Arresti e condanne: il caso Devidze

Da quando, lo scorso 28 novembre, sono iniziate le proteste in reazione alle dichiarazioni del primo ministro Irakli Kobakhidze sulla sospensione sui negoziati per l’integrazione europea del paese fino alla fine del 2028, le cose non sono cambiate in Georgia rispetto a quanto scrivevamo su Valigia Blu lo scorso marzo in occasione dei primi cento giorni di manifestazioni. I cittadini georgiani continuano a scendere per strada praticamente ogni giorno, anche se da febbraio in poi le proteste si sono concentrate soprattutto nella capitale, Tbilisi. Le richieste dei manifestanti sono rimaste le stesse: nuove elezioni parlamentari in virtù dei brogli che avevano caratterizzato la tornata elettorale di ottobre (evidenziati, tra gli altri, nel rapporto finale della missione di osservazione elettorale internazionale dell’OSCE/ODIHR) e il rilascio dei centinaia di prigionieri arrestati soprattutto tra dicembre e gennaio.

Parallelamente alle manifestazioni è cambiata anche la natura della repressione delle voci dissenzienti a Sogno Georgiano. Quando i numeri in piazza erano più alti le azioni di protesta venivano represse con l’uso della forza da parte della polizia. Adesso, il partito di governo fa ricorso soprattutto all’apparato legislativo per punire chi non accetta il nuovo status quo, siano essi manifestanti, attivisti, politici o giornalisti. Considerando che i partiti di opposizione non presenziano il parlamento per protesta contro i brogli alle elezioni di ottobre, Sogno Georgiano ha avuto, infatti, carta bianca per adottare una serie di leggi da usare a questo scopo (ben sintetizzate in un articolo in inglese del portale Open Caucasus Media).

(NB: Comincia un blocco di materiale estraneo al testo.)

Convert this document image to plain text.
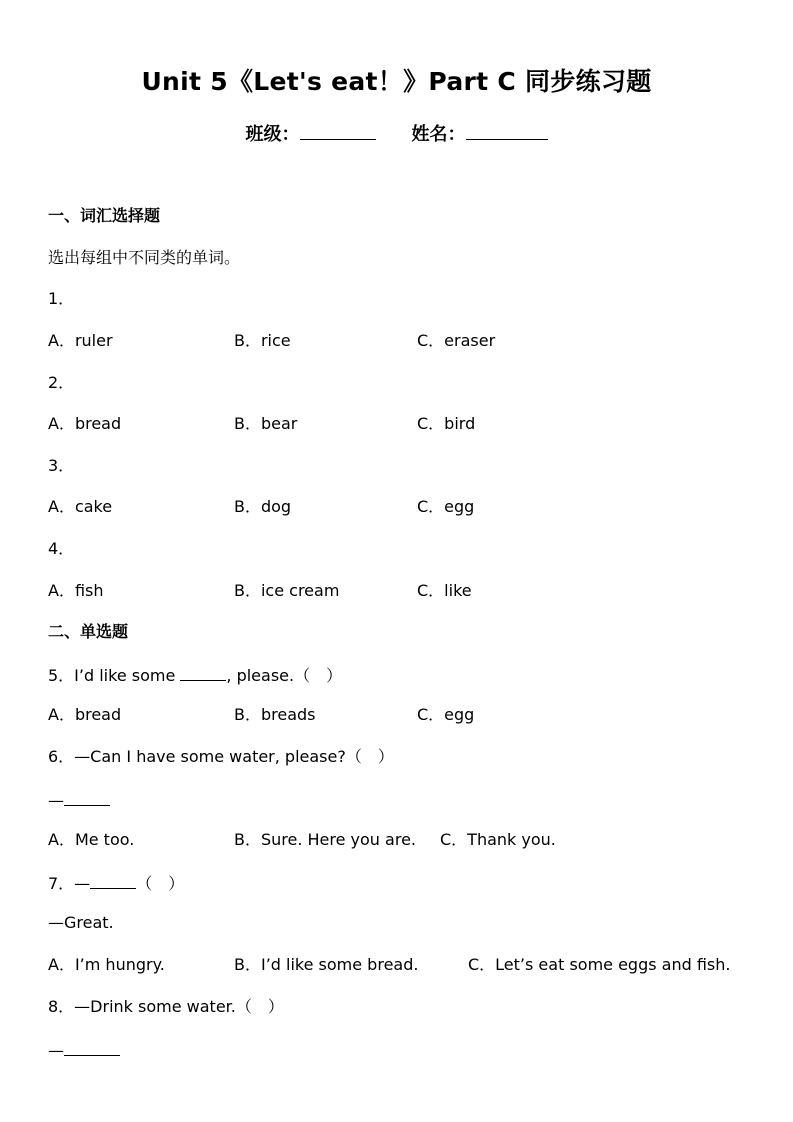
Unit 5《Let's eat！》Part C 同步练习题
班级：	姓名：
一、词汇选择题
选出每组中不同类的单词。
1．
A．ruler	B．rice	C．eraser
2．
A．bread	B．bear	C．bird
3．
A．cake	B．dog	C．egg
4．
A．fish	B．ice cream	C．like
二、单选题
5．I’d like some	, please.（　）
A．bread	B．breads	C．egg
6．—Can I have some water, please?（　）
—
A．Me too.	B．Sure. Here you are. C．Thank you.
7．—	（　）
—Great.
A．I’m hungry.	B．I’d like some bread.	C．Let’s eat some eggs and fish.
8．—Drink some water.（　）
—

Nei giorni scorsi ha destato indignazione il caso di Mate Devidze, un ragazzo di 21 anni che era stato arrestato durante la dispersione di una manifestazione contro i brogli lo scorso 19 novembre (prima ancora dell’inizio della fase calda delle proteste) e condannato a quattro anni e mezzo di reclusione il 12 giugno. Terminato un periodo in detenzione amministrativa, le accuse nei suoi confronti sono state riclassificate come reati penali ed è stato messo in custodia cautelare. Il ministero degli Interni sostiene che durante la protesta del 19 novembre, Devidze abbia attaccato fisicamente alcuni agenti, causando loro lesioni colpendoli con un bastone. Riprese video della scena mostrano Devidze mentre corre durante la dispersione e agita freneticamente un oggetto simile a un bastone in direzione degli agenti di polizia che lo inseguivano. È quasi impossibile ricostruire i fatti che hanno portato a una condanna così sproporzionata.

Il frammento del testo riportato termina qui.